For employees, takeover or merger often leads to culture shock, as two distinct (and probably inarticulate) Promises of Value clash in the new business. This is a recognised issue that gets attention and effort from the buyer.
But what about customers?
Often, they don’t even know until after the event, when they call for support and find the rules have changed on them, or see the size of their next bill.
What do you think they feel when they find out?
Perhaps they don’t care, as long as there is no difference in the service they get or the fees they have to pay. They didn’t have a relationship with the previous company and they don’t with the new one either. These customers will stay until a significantly better offer comes along, as sooner or later it will.

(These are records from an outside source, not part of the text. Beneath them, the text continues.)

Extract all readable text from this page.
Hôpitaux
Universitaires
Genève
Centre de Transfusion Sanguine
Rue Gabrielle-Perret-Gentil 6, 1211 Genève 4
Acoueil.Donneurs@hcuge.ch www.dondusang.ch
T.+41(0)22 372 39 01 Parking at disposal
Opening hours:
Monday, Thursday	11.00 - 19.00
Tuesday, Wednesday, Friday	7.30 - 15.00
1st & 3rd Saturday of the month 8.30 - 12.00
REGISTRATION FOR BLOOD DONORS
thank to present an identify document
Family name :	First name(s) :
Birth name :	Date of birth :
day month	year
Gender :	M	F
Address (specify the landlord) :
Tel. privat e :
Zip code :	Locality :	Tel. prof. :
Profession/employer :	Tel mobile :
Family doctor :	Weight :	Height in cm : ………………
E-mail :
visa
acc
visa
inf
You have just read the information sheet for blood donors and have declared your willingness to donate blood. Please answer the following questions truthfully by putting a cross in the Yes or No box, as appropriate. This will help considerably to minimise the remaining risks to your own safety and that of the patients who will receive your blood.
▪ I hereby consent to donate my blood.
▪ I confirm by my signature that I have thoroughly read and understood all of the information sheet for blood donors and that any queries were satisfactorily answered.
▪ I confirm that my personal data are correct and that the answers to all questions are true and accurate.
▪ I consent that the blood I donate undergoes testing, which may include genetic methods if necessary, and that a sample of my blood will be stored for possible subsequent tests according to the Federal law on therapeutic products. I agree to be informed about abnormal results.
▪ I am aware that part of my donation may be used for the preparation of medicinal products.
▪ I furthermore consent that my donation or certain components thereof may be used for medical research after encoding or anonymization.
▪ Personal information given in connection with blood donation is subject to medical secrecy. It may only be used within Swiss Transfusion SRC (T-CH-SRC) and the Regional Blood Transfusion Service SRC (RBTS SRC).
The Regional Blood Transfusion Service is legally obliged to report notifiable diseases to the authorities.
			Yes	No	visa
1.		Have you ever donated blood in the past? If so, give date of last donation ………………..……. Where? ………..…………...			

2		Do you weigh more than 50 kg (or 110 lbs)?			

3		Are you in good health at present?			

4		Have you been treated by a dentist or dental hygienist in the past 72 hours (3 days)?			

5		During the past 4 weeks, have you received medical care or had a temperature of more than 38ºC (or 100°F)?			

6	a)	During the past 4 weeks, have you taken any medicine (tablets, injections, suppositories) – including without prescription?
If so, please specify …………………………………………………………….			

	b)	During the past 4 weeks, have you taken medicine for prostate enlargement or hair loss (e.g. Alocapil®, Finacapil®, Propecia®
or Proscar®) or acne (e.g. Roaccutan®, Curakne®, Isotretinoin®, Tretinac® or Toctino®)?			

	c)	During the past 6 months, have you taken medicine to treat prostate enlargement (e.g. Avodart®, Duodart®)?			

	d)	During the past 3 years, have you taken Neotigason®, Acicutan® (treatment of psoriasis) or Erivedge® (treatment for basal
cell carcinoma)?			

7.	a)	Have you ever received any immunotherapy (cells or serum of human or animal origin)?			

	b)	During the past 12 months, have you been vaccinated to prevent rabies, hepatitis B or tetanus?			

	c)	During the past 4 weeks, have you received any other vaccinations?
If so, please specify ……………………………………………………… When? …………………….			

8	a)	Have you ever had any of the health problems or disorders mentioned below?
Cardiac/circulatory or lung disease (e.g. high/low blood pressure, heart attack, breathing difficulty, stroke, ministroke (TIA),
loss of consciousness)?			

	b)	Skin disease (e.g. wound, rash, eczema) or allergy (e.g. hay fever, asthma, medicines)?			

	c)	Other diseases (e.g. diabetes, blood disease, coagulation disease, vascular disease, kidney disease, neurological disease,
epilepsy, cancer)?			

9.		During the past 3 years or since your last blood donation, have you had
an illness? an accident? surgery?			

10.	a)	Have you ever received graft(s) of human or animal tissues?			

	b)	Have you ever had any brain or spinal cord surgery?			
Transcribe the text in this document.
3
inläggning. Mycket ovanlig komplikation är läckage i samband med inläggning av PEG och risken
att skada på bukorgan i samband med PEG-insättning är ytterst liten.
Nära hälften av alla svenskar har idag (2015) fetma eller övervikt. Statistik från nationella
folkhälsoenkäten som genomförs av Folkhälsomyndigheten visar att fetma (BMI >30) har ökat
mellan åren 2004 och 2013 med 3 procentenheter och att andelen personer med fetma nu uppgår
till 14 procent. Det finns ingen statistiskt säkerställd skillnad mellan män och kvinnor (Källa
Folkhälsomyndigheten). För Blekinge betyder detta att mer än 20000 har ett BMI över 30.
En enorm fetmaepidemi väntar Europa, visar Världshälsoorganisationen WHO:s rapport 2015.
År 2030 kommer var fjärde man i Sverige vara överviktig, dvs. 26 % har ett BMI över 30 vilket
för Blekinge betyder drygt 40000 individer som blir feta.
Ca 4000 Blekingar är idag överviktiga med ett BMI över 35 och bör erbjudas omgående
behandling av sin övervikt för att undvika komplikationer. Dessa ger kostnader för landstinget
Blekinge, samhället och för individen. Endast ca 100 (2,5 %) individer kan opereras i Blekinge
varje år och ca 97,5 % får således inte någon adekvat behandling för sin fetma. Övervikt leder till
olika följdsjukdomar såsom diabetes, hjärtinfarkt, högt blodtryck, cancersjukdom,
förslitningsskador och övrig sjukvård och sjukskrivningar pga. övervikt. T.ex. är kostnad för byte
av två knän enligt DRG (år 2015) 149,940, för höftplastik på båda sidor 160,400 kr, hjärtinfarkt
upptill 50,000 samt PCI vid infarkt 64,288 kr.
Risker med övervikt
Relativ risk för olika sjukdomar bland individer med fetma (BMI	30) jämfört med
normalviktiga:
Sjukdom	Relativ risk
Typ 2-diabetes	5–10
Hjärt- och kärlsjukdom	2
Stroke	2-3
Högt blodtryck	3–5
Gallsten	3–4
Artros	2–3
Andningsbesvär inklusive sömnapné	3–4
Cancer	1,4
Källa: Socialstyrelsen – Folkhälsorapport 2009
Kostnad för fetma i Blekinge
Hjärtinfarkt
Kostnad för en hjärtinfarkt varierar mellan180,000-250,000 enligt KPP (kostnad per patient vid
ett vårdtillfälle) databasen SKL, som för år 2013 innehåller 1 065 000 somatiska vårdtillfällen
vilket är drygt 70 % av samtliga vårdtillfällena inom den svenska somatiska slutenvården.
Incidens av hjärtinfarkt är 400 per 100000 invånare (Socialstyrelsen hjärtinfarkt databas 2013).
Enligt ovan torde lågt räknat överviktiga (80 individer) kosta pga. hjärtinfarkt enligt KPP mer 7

Perhaps they are delighted – because the new rules make things easier for them, and efficiencies or economies of scale make their bills lower. These customers will stay, and tell everyone why.
Or perhaps they feel belittled, betrayed and angry. They had a relationship with the previous company. They had chosen it because of its values and ethos. They had bought in to its Promise of Value. This company and the way it worked had become part of their life, and now you’ve taken that away. Worse still, you’ve treated them as a commodity. These customers will leave, and tell everyone why.